For the past nine consecutive years, I wake up early on a Saturday morning in May surrounded by more than 50,000 women. A recurring dream? Sort of. I join a large group of female—and some male—participants in the annual the Revlon 5K Run/Walk for women’s cancers.
All of us have our reasons for raising money and awareness for women’s cancers … and it’s not just for the free t-shirt.
My reason is I am a breast cancer survivor. I’ve never had the disease—though men can get it—but I am the son of a breast cancer survivor, my mother Linda. And I, and the rest of our family, feel we survived it with her. The battle against cancer isn’t to be fought only by those who have it.
The race never feels convenient for me as it’s always during a busy time in my life. Not to mention, I’m no fan of rising at six a.m. on my only day of the week to sleep in so that I can battle the crowds and congested traffic around the Los Angeles Coliseum just to get to the race.
But my mom, and the 200,000 plus women per year who are diagnosed with breast cancer, presumably find their diagnosis not only inconvenient, but troublesome and horrifying.
So each year I go, happy for and challenged by the huge crowds that show up for the event.
Upon arrival, I assimilate into the masses. I carry a goodie bag filled with free stuff from the many booths set up throughout the Coliseum grounds.
Pinned on the backs of some in attendance are handmade signs dedicated to loved ones lost to the disease and survivors: on a woman with short red hair: “I’m a cancer survivor!” On a middle-aged man: “In honor of my wife, Lisa. I love you.” On a college-aged Latina girl: “In memory of my mom and best friend, Maria.”
As the race starts, I nudge as close to the front as I can and wait impatiently for the extraordinarily loud starter blast. I’m annoyed that “walkers” are near the front of the pack, surely to be trampled and elbowed as we runners scurry past. I feel guilty that I’m annoyed at a charitable event like this. But when I think about it further, I realize the woman I’m running in honor of, my mom, would be annoyed too.
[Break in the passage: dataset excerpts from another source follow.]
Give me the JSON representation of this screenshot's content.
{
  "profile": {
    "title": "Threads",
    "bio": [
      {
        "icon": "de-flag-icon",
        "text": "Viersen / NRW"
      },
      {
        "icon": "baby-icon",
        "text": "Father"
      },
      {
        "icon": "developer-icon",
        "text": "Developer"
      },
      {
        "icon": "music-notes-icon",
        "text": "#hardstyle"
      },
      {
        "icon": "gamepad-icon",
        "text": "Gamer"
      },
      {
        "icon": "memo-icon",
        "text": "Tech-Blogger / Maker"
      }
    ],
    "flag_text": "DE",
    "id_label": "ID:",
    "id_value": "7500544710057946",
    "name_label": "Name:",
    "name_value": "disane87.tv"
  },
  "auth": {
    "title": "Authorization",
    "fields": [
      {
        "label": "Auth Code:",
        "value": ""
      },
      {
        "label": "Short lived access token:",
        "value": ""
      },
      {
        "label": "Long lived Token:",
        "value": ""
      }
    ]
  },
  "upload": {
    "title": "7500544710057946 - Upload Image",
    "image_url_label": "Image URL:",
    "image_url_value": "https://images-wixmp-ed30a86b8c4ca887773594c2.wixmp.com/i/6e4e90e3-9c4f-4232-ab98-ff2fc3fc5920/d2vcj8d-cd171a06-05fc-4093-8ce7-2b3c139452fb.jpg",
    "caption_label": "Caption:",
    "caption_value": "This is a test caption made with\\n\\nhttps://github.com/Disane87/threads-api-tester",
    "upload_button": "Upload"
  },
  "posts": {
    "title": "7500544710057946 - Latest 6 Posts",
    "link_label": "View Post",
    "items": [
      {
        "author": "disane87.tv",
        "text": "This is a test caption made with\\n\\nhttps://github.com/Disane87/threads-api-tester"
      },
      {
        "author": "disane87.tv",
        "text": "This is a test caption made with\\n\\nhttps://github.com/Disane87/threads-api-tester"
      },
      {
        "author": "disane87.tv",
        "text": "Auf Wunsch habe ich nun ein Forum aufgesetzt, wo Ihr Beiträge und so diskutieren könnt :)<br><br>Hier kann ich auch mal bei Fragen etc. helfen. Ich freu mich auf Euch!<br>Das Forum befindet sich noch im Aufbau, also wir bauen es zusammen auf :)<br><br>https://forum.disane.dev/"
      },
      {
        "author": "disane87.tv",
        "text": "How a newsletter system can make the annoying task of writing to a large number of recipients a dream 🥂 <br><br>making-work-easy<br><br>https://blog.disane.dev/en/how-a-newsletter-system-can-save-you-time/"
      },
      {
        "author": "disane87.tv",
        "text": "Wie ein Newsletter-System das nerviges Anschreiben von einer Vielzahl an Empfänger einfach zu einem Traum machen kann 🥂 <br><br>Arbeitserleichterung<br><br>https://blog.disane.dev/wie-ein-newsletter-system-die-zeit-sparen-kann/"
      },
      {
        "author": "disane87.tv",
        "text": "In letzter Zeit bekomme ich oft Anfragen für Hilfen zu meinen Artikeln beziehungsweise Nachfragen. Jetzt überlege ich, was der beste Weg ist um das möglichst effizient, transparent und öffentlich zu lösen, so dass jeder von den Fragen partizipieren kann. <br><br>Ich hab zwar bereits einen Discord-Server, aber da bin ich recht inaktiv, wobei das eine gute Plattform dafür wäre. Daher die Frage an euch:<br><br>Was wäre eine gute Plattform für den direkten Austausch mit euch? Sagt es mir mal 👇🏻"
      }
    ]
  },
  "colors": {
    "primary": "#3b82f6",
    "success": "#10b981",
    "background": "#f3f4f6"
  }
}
In fact, I get a lot of my speed and temperament from my mom. She was a great athlete at a time when females were hardly allowed to compete in sports, when it was thought to not be “lady-like.” But this lady liked sports and didn’t care what others thought. She was a very successful athlete who could’ve gone on to play a number of college sports. However, my arrival during what would’ve been her college years ensured her athletic ability would be utilized chasing around a rambunctious baby boy instead of a basketball or tennis ball.
As a young mom concerned for her infant son, she would place her hand on my chest and stomach as I went to sleep each night, feeling it rise and fall, buoyant with life. It put her at rest knowing her son was alive and well. She was truly “hands-on” baby monitor.
She put up with a ruffian boy and a girl to follow. I boxed in the basement; I played football until she had to call me in from dark, and I got muddy playing in the woods all day with my friends.
All year round she drove me to my sports games. I can’t recall her missing one from fifth grade all the way until I was a senior in college. She said thousands of tiny prayers every time I was involved in a collision on the field.
On one occasion, she drove me to the emergency room after a particularly rough collision. But she never asked me to stop playing, to stop fighting, to stop striving. She couldn’t because she’s that way too.